Coming out of the Consensus post-conference decompression, I finally had a few minutes to take in the 60 Minutes special on Bitcoin and see what crypto-Twitter thought.
Some viewers earned the “Golden Daenerys Coffee Cup Award” in the coveted “mastery of HDTV, DVR, and the pause button” category:
https://twitter.com/MadarsV/status/1130280386414751744
There were the hot takes:
#60Minutes segment on #Bitcoin just finished airing!
👏🏻Things it got right!
– Lots of banks turn a blind eye on money laundering
– Traditional money is based on a belief system
– The need for trustless currency after the 2008 financial collapse
– US Treasury reps still hate it!— Tristan Lamonica (@TristanLamonica) May 19, 2019
And then there were a number of tweets that, well, your friendly chief communications officer might not want to link to on the company blog.
Judging by many reactions, I feel the need to remind our community that much of journalism relies on compression, which only leaves room for some core, customary elements. A show like 60 Minutes will never cover a topic to a depth and richness that would satisfy an ardent enthusiast. As such, running down the inventory from the producers’ set-piece component shopping yields a necessarily small list:
- An evangelist who experienced the highs (spectacular returns) and lows (jail) of Bitcoin (Charlie Shrem);
- A bit of history and context that most can relate to (like the financial crash of 2008);
- An opinion by a credentialed expert (MIT’s Neha Narula);
- Some OMG-gosh-and-wow (the present value of the 10,000 BTC that paid for those pizzas);
- Some “no-really-look-this-is-huge” follow-up (Genesis Mining);
- An obligatory critic, to provide balance (the U.S. Federal Reserve’s Lael Brainerd); and
- A nod to existing explorations of the topic (and, for more than merely paternal reasons, I’m sure our chairman was happy that the producers selected The Rise and Rise of Bitcoin, which he co-produced).

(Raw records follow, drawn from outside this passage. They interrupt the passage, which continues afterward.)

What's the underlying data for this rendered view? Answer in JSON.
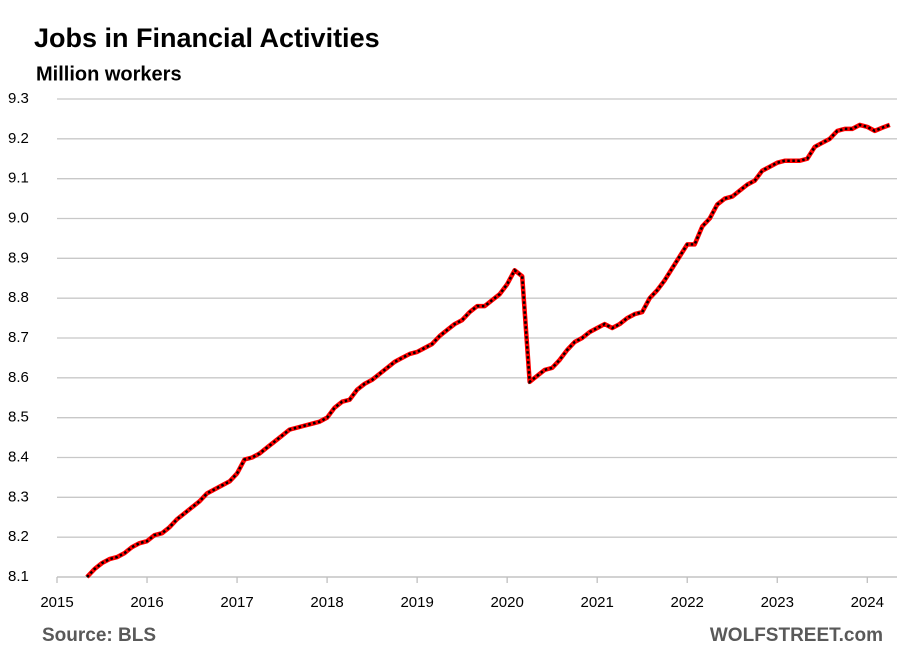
{
  "chart_data": {
    "type": "line",
    "title": "Jobs in Financial Activities",
    "subtitle": "Million workers",
    "source": "Source: BLS",
    "brand": "WOLFSTREET.com",
    "line_color": "#ff0000",
    "dot_color": "#000000",
    "grid": true,
    "xlim": [
      2015,
      2024.33
    ],
    "xticks": [
      2015,
      2016,
      2017,
      2018,
      2019,
      2020,
      2021,
      2022,
      2023,
      2024
    ],
    "ylim": [
      8.1,
      9.3
    ],
    "yticks": [
      8.1,
      8.2,
      8.3,
      8.4,
      8.5,
      8.6,
      8.7,
      8.8,
      8.9,
      {
        "value": 9,
        "label": "9.0"
      },
      9.1,
      9.2,
      9.3
    ],
    "x": [
      2015.333,
      2015.417,
      2015.5,
      2015.583,
      2015.667,
      2015.75,
      2015.833,
      2015.917,
      2016,
      2016.083,
      2016.167,
      2016.25,
      2016.333,
      2016.417,
      2016.5,
      2016.583,
      2016.667,
      2016.75,
      2016.833,
      2016.917,
      2017,
      2017.083,
      2017.167,
      2017.25,
      2017.333,
      2017.417,
      2017.5,
      2017.583,
      2017.667,
      2017.75,
      2017.833,
      2017.917,
      2018,
      2018.083,
      2018.167,
      2018.25,
      2018.333,
      2018.417,
      2018.5,
      2018.583,
      2018.667,
      2018.75,
      2018.833,
      2018.917,
      2019,
      2019.083,
      2019.167,
      2019.25,
      2019.333,
      2019.417,
      2019.5,
      2019.583,
      2019.667,
      2019.75,
      2019.833,
      2019.917,
      2020,
      2020.083,
      2020.167,
      2020.25,
      2020.333,
      2020.417,
      2020.5,
      2020.583,
      2020.667,
      2020.75,
      2020.833,
      2020.917,
      2021,
      2021.083,
      2021.167,
      2021.25,
      2021.333,
      2021.417,
      2021.5,
      2021.583,
      2021.667,
      2021.75,
      2021.833,
      2021.917,
      2022,
      2022.083,
      2022.167,
      2022.25,
      2022.333,
      2022.417,
      2022.5,
      2022.583,
      2022.667,
      2022.75,
      2022.833,
      2022.917,
      2023,
      2023.083,
      2023.167,
      2023.25,
      2023.333,
      2023.417,
      2023.5,
      2023.583,
      2023.667,
      2023.75,
      2023.833,
      2023.917,
      2024,
      2024.083,
      2024.167,
      2024.25
    ],
    "values": [
      8.1,
      8.12,
      8.135,
      8.145,
      8.15,
      8.16,
      8.175,
      8.185,
      8.19,
      8.205,
      8.21,
      8.225,
      8.245,
      8.26,
      8.275,
      8.29,
      8.31,
      8.32,
      8.33,
      8.34,
      8.36,
      8.395,
      8.4,
      8.41,
      8.425,
      8.44,
      8.455,
      8.47,
      8.475,
      8.48,
      8.485,
      8.49,
      8.5,
      8.525,
      8.54,
      8.545,
      8.57,
      8.585,
      8.595,
      8.61,
      8.625,
      8.64,
      8.65,
      8.66,
      8.665,
      8.675,
      8.685,
      8.705,
      8.72,
      8.735,
      8.745,
      8.765,
      8.78,
      8.78,
      8.795,
      8.81,
      8.835,
      8.87,
      8.855,
      8.59,
      8.605,
      8.62,
      8.625,
      8.645,
      8.67,
      8.69,
      8.7,
      8.715,
      8.725,
      8.735,
      8.725,
      8.735,
      8.75,
      8.76,
      8.765,
      8.8,
      8.82,
      8.845,
      8.875,
      8.905,
      8.935,
      8.935,
      8.98,
      9.0,
      9.035,
      9.05,
      9.055,
      9.07,
      9.085,
      9.095,
      9.12,
      9.13,
      9.14,
      9.145,
      9.145,
      9.145,
      9.15,
      9.18,
      9.19,
      9.2,
      9.22,
      9.225,
      9.225,
      9.235,
      9.23,
      9.22,
      9.228,
      9.235
    ]
  }
}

Most certainly, in the span of a thirteen-minute segment, details and nuances are likely to be lost, to say nothing of your favorite coin not called “Bitcoin.” I happened to notice some in the crypto community digitally poking the producers in the ribs, in much the same way I might imagine a detention-prone Hogwarts student casting playful hexes at nearby Muggles.
This, however, is counterproductive. To paraphrase wisdom attributed (apocryphally or otherwise) to the great Bob Metcalfe, the seven words that kill a movement are “You just don’t get it, do you?” A segment on a “CBS news weekly magazine” — and a rather fair one, at that — gives us an opportunity to widen the overall audience for the cryptocurrency category. Flubbed, nonessential details or a lack of comprehensiveness (“What? No ETH?”) represent a meager price to pay on the way to this goal. Our charge as participants in this space is to educate and encourage, such that more can eventually come to understand the impact of the world to come.
Phil Gomes is chief communications officer at Bloq.